Edward Said -- the renowned literary critic, Palestinian intellectual and political activist -- has spent much of his life, both on and off the page, working to bring about a "true reconciliation" between Israel and Palestine. Said's latest book, Peace and Its Discontents, is a collection of twenty recent essays on the Middle East peace process, reprinted from several leading Arabic-language newspapers and from journals like The Nation and the London Review of Books. Readers interested in Middle East politics, especially those sympathetic to the Palestinian struggle, will find this book a useful, engaging guide to some of the wrenching debates taking place in that troubled region. Unfortunately, these pieces often overlap and relentlessly drive home a single point: that the peace accord between Israel and the PLO is a sham. Said occasionally strays from Middle East politics to accuse the U.S. of being an "imperial power" eager to exploit Palestinian markets, but for the most part he condemns Yasir Arafat and his cronies (whom he compares to Vichy French collaborators) for signing an agreement that gives Israel "all of its tactical and strategic objectives at the expense of nearly every proclaimed principle of Arab and Palestinian nationalism and struggle." The PLO, Said writes, betrayed the Palestinian people by relinquishing Palestinian claims to Jerusalem and ruining any hopes of an independent Palestinian state.
Said offers few concrete suggestions for improving the situation.
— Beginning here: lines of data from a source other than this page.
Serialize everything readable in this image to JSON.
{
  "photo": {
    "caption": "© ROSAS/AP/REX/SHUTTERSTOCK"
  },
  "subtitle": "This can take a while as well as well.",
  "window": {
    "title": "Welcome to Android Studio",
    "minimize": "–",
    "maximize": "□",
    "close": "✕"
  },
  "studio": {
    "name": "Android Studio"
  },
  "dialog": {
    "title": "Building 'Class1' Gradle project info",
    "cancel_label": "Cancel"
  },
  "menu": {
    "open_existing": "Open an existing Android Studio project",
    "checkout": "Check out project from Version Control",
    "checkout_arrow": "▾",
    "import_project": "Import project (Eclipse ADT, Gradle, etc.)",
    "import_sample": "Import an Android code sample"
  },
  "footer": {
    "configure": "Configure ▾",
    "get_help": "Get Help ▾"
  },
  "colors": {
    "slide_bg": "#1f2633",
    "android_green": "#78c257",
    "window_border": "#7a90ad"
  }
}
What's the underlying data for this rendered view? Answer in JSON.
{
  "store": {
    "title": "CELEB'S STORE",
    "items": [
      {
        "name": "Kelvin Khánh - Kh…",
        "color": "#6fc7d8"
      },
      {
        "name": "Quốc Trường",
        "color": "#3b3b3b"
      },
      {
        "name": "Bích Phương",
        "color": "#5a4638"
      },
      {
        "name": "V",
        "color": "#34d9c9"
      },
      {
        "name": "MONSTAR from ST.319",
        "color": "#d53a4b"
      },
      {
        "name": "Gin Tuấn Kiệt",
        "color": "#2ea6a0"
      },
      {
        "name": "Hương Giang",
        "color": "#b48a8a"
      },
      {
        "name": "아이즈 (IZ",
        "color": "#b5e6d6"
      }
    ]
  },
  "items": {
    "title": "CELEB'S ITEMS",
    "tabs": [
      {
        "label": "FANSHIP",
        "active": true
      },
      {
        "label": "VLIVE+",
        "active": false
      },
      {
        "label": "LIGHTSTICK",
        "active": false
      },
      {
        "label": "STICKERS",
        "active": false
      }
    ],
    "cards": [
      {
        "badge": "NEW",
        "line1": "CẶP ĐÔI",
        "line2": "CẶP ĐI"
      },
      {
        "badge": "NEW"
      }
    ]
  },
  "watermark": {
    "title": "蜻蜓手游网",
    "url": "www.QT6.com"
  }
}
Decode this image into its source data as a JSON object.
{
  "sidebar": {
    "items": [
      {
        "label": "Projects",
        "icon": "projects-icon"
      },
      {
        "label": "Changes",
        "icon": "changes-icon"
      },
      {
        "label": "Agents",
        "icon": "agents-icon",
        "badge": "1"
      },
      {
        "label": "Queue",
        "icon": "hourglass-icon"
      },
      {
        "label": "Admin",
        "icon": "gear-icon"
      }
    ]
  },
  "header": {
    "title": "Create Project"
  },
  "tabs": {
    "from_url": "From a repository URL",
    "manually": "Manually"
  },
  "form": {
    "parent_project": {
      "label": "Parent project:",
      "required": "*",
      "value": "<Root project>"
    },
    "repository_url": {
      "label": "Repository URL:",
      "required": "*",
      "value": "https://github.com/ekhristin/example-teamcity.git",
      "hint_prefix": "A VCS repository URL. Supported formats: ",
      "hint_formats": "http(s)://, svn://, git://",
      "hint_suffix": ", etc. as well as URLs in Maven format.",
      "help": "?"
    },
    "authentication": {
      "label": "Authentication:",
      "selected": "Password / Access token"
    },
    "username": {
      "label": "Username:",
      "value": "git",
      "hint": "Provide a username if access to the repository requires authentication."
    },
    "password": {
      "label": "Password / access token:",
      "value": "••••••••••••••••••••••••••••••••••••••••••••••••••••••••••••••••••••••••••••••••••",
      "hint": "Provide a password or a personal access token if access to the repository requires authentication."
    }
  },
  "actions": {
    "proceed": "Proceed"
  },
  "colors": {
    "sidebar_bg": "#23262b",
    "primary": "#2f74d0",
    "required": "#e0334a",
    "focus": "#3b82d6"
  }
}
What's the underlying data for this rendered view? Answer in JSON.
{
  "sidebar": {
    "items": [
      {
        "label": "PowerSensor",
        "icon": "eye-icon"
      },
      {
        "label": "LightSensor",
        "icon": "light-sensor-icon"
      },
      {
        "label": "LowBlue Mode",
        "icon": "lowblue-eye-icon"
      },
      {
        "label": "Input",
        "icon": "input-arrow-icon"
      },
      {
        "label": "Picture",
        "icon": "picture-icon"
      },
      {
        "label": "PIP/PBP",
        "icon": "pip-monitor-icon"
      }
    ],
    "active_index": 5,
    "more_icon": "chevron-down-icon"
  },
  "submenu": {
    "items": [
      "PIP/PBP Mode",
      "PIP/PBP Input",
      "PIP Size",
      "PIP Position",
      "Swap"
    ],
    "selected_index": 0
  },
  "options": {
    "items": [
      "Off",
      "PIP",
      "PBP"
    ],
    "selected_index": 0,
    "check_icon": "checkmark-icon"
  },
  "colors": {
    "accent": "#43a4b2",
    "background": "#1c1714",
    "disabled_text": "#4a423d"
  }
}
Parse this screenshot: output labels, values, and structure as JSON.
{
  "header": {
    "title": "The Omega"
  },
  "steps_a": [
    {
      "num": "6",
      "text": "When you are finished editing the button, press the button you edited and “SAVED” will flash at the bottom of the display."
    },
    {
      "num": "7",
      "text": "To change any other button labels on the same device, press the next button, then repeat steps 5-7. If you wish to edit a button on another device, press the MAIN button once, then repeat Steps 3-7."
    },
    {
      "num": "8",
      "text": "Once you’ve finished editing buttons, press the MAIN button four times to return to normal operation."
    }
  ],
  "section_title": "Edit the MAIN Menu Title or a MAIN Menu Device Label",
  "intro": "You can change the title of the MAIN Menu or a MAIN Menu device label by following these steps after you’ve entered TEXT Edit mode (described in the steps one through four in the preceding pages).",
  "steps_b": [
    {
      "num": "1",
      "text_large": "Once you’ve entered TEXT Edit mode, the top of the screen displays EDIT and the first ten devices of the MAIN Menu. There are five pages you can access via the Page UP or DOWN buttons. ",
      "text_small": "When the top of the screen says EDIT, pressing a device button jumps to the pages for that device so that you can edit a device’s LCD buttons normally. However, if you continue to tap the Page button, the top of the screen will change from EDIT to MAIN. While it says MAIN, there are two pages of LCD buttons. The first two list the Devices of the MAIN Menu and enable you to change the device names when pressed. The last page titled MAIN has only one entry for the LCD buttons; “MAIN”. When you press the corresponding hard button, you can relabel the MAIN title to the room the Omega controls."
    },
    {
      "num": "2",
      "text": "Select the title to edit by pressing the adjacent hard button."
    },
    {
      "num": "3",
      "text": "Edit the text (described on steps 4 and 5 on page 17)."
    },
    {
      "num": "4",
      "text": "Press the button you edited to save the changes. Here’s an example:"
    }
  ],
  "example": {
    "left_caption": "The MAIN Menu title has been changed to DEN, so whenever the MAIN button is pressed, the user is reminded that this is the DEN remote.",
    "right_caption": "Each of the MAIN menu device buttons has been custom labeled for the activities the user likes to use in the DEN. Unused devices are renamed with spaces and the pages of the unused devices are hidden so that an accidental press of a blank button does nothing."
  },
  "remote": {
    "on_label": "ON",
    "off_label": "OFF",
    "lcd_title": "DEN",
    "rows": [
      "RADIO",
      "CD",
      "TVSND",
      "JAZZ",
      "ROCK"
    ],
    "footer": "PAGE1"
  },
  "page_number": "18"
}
Although he renounces violence, his vague calls for a new Palestinian resistance movement seem unlikely to resolve the profound political and economic problems that plague the Middle East. Said's prose is as elegant as ever, and he calls much-needed attention to the sufferings of the Palestinian people. But more than anything else, Peace and Its Discontents reminds us of the fierce nationalists -- on all sides -- who reject compromise and concessions in favor of militancy and patriotism. -- Salon
Publishers Weekly - Publisher's Weekly
This is not an easy book. It's not that Said's ideas are difficult to grasp, but rather, as Said says in his introduction, "this is the first of my books to have been written from start to finish with an Arab audience in mind.'' Perhaps even more than is usual for Said, author of The Politics of Dispossession and a member of the Palestine National Council from 1979-91, the book has a decidedly partisan spin as when he is shocked that "a Palestinian negotiator once believed that Palestinians were a threat to the settlers!'' Still, beyond the rhetoric, readers will find very valid points aimed at both fellow Arabs and the international community. He chides the Arab world for nondemocratic governments and for negotiating without adequate understanding of America and Israel and without knowing their own resources-people, land and water. And he has very real concerns following the Oslo agreement: its failure to address all Palestinians-those in Israel, in the Occupied Territories and the vast diaspora-and the ghettoization of West Bank towns by the $600-million road system announced (post-Oslo) for the Occupied Territories. But generally, Said is an idealist, calling for absolute parity in negotiations between Palestinians and Israelis. Pragmatically, however, the PLO is negotiating from a position of relative weakness that was made more acute by its disastrous position during the Gulf War, which left it cash-strapped; public feeling in Israel means that a strong Palestinian presence in Jerusalem is unlikely; and, however he tries to downplay it, terrorism is a major factor in Israeli and international attitudes toward Palestinians. (Jan.)
Said, a Palestinian intellectual with impeccable credentials that carry him well within both the halls of American academia and Palestinian political forums, despairs over the failure of his community's leadership to achieve a solid set of goals in the present negotiating process. Most of the material presented here has appeared elsewhere in Arabic-language papers or in one of Said's many publications, but all was written originally for an Arab audience. While the theme may appear to be redundant to many-the Palestinians caved in to U.S. pressure and obstinate Israeli demands without exploiting their advantage of moral position and sound political objectives-the thought processes and manner of deliberation exhibited by Said require attention by everyone interested in the topic. Said's sentiment is echoed by other Palestinians such as Mohamed Rabie (U.S.-PLO Dialogue, Univ. Pr. of Florida, 1995). Recommended for students of diplomacy and in particular the current Palestinian-Israeli peace process.-Sanford R. Silverburg, Catawba Coll., Salisbury, N.C.